We've gone through dozens and dozens of copies of "Chicken Run," about $1000 worth of eggs and popcorn, and yet we've still never had any fiscal contract with each other. The lemon tree always produces, though, if that helps. I could watch her "Chicken Run" everyday routine for the rest of my life because I love her so, so much, but I would also like a little touch, too.
What do I do? How do I tayke our relationaship two the next level?
Sincerely,
Herb"
* * *
Herb,
Good to hear from you. I appreciate your reaching out.
Let me start by pointing out that my name is Luke. I could maybe see how you could misconstrue it and think it's "Loop," but only if you were hearing it. Being as you're a reader, I don't really know what to say about that. This site is called The Daily Luke, which you yourself brought up in your also-written letter. Herb, you've read my name. Sometimes in grade school kids would think my name was "Look," "Lou," or even "Blue" (Midwestern accents can produce strange audio effects even at a very young age). Those instances were understandable. Yours is not, honestly. Still, I appreciate your coming to the site and being a fan. So I'll let it go and try my best to keep you in the loop.
My initial reaction was that you are already quite fiscally intimate with Melony. After all, you two bought a house together after dating for only a month. A house is arguably the biggest purchase one can make, so you two are as close as can be in that regard.

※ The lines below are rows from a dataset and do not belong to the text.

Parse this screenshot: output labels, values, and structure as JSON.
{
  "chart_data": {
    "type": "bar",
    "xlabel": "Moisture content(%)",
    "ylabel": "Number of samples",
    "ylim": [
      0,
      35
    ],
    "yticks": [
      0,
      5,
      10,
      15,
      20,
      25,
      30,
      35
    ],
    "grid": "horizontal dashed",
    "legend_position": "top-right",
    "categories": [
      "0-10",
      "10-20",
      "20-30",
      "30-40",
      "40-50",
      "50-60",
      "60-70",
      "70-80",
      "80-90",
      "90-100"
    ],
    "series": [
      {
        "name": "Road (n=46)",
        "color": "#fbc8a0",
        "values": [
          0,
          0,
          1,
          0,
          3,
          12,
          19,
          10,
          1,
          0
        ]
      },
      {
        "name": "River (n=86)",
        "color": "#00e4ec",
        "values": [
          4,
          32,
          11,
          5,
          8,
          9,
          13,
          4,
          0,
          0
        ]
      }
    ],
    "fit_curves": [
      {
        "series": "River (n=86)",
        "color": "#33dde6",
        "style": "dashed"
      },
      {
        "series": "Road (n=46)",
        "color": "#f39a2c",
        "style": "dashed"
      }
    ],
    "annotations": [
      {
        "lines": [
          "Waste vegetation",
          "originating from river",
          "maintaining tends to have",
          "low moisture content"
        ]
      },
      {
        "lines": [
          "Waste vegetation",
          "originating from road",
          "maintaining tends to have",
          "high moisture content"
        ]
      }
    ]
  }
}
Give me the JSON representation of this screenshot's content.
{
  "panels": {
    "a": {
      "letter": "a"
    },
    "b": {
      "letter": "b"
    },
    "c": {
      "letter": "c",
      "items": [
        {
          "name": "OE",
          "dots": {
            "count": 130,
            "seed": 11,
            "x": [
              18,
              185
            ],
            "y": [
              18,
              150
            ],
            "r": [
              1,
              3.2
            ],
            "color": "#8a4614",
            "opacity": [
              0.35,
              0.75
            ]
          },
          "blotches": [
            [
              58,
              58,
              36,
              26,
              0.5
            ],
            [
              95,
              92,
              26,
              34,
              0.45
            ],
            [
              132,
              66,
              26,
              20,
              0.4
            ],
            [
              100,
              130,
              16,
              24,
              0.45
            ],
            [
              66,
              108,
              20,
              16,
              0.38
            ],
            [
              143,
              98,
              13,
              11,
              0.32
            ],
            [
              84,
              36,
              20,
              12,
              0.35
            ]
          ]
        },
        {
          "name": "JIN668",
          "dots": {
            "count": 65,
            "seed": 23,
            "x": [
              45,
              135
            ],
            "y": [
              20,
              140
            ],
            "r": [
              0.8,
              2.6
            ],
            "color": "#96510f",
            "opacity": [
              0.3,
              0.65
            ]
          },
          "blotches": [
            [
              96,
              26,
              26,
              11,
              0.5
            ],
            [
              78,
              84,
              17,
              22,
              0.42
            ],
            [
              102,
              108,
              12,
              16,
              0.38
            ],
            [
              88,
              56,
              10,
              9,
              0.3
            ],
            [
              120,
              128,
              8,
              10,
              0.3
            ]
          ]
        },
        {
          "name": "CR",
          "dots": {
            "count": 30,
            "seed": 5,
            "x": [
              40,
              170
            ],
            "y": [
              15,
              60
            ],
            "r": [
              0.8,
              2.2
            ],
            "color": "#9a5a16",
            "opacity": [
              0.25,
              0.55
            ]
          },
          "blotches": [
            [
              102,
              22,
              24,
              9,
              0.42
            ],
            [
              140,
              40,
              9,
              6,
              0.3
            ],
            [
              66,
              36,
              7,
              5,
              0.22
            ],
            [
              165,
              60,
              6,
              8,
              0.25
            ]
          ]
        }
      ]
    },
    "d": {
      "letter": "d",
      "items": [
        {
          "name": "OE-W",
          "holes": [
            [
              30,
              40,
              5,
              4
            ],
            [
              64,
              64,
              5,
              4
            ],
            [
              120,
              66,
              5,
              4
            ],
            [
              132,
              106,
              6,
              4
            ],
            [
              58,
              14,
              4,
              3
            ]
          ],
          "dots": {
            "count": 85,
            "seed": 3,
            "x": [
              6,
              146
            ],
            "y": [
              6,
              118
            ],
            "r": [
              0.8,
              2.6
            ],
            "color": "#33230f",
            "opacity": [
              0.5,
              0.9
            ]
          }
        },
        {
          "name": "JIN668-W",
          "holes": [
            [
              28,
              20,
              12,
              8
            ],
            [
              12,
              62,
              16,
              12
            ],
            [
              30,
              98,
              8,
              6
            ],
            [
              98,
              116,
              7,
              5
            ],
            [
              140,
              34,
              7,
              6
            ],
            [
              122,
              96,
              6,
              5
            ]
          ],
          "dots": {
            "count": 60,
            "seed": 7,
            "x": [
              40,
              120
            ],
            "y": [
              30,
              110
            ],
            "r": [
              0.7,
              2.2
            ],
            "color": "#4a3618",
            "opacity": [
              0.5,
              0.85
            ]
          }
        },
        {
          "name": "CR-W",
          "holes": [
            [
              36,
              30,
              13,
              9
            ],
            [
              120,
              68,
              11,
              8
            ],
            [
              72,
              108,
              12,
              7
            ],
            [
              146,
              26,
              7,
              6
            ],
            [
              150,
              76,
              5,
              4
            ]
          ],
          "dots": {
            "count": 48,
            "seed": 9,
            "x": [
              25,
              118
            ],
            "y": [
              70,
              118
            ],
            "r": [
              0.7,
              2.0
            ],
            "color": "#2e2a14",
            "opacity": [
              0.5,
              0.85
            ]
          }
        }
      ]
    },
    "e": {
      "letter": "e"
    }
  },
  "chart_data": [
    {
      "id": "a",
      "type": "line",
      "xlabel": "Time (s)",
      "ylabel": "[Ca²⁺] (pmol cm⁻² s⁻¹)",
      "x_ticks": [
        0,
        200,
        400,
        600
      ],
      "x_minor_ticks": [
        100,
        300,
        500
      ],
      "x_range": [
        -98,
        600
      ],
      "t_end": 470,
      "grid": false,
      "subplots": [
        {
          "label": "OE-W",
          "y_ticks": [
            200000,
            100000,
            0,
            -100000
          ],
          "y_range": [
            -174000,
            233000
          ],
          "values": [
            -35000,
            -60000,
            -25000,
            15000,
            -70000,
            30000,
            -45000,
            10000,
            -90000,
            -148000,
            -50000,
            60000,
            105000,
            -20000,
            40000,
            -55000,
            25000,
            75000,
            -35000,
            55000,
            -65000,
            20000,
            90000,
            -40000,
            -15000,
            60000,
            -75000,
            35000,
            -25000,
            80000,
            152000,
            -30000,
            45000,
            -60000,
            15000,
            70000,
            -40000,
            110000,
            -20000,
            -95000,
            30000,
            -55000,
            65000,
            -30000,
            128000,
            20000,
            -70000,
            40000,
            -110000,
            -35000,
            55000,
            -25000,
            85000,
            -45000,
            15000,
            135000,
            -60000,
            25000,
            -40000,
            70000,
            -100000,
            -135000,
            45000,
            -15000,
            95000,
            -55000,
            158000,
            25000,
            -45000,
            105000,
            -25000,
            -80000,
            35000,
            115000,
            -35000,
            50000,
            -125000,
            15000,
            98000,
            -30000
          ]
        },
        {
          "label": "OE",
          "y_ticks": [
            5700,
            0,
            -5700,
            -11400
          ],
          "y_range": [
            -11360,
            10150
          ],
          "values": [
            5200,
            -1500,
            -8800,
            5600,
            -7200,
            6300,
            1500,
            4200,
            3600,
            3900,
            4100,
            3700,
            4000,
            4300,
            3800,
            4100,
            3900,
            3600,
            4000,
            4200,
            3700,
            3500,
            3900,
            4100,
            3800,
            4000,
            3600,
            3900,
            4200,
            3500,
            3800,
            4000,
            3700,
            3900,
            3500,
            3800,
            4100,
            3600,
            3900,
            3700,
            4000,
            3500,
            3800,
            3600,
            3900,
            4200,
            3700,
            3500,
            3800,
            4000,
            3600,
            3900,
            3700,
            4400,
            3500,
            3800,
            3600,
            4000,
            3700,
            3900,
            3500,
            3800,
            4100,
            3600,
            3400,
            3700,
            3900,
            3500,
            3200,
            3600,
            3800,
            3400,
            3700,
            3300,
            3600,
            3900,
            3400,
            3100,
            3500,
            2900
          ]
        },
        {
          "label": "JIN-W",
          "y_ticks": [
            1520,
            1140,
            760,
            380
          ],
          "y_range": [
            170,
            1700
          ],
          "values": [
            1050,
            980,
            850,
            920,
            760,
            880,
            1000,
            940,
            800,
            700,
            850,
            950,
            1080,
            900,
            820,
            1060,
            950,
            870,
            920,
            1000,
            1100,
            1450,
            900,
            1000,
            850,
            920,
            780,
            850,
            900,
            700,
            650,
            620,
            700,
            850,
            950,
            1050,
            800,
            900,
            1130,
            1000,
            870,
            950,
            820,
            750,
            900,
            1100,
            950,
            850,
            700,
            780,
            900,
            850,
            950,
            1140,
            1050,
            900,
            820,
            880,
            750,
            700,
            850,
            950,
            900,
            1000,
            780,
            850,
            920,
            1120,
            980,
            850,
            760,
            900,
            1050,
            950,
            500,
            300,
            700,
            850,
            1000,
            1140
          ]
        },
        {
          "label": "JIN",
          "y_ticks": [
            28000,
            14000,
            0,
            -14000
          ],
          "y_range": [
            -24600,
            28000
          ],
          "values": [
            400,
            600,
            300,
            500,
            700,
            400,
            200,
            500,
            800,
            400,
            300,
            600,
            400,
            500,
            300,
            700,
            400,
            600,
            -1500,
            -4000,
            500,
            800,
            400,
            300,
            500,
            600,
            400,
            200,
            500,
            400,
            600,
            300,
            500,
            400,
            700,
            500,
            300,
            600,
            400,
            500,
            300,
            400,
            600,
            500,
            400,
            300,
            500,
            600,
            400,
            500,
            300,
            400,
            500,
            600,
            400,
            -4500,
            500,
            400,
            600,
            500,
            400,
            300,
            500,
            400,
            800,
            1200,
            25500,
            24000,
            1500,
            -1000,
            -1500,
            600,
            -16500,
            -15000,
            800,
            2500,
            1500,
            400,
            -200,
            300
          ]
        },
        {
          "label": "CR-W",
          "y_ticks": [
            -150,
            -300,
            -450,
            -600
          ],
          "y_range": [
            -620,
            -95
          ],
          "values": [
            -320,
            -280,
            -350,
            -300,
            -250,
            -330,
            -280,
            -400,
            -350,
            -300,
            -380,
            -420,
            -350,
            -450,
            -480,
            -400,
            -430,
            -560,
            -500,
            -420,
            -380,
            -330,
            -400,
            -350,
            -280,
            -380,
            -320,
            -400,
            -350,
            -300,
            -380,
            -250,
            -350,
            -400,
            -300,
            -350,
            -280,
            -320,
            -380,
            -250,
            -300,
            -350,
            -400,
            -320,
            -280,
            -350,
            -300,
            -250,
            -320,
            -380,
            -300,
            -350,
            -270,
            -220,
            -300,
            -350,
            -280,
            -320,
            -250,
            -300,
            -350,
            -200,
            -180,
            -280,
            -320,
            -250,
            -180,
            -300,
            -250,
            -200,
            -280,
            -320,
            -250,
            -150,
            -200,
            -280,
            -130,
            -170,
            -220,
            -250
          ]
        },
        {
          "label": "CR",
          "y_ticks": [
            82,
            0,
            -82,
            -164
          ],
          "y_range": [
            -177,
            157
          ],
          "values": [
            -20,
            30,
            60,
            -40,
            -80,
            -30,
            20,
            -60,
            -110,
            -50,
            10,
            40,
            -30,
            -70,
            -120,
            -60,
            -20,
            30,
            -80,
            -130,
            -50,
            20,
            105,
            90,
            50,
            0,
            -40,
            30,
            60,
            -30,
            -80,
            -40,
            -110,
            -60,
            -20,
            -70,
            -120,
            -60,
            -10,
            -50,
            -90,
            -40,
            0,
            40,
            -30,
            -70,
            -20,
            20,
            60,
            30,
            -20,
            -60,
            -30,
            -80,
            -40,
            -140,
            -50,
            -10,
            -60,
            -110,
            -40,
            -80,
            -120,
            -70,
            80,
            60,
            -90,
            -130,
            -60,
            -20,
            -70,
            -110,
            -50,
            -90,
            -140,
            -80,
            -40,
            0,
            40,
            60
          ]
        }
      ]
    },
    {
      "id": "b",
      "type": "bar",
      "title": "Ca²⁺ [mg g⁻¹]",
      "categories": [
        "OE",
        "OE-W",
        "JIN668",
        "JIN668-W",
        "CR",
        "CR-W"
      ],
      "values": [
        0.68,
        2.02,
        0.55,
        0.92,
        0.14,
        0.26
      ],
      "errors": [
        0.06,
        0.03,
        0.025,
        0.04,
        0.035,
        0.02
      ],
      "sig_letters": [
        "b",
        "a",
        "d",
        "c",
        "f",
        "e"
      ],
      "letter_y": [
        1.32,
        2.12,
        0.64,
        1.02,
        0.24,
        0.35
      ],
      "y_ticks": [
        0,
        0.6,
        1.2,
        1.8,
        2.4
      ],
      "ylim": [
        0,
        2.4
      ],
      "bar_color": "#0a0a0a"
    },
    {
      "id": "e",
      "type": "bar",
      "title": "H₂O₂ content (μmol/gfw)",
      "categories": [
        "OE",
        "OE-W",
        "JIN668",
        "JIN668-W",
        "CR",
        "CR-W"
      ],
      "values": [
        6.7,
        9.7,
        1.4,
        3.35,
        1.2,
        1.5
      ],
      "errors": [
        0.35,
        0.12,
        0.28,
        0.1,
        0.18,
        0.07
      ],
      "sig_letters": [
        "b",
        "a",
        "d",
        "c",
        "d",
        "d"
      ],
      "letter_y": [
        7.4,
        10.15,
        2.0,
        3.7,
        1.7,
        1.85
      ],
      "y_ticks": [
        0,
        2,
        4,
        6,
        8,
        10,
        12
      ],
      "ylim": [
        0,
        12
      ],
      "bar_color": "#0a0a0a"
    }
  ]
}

Realizing that you actually mean you wish to become physically intimate with your girlfriend, this makes the situation a little more complicated. I've never seen "Chicken Run," but I know almost everyone loved it. It has a 97% on Rotten Tomatoes and Roger Ebert gave it 3.5 out of 4 stars, calling it "not only funny and wicked, clever and visually inventive, but . . . kind and sweet." These are strong words of praise.
Herb, if I know one thing about movies, it's that they often change how people look at the entire world. When people hate a movie, they kill it. When they love a movie, they immortalize it. By being so well-loved, it seems that "Chicken Run" did become immortal. By so well-loving "Chicken Run," Melony too seems to have become immortal, in a very unique, strange, kind-of-also-dead way.
Melony clearly really cares about "Chicken Run." She loves it. It's a part of her. It's her entire being. It's her life-source.
Herb, do you really care about Melony as much as you say you do? If so, then you must embrace how much this movie means to her, embrace how much she needs it. You can't change people. You can only change yourself. If you want to make this relationship work, Herb, to make it last, to take it to the next level, you will have to learn to love not Melony's watching "Chicken Run," but "Chicken Run" itself. Only then will you be able to be fully compatible with Melony. Only then will you two be able to really understand each other. Only then will your soul be able to leave your body in sacrifice to the splendor that is "Chicken Run" and unite with Melony's soul.
That's what love is: when two souls come together as one.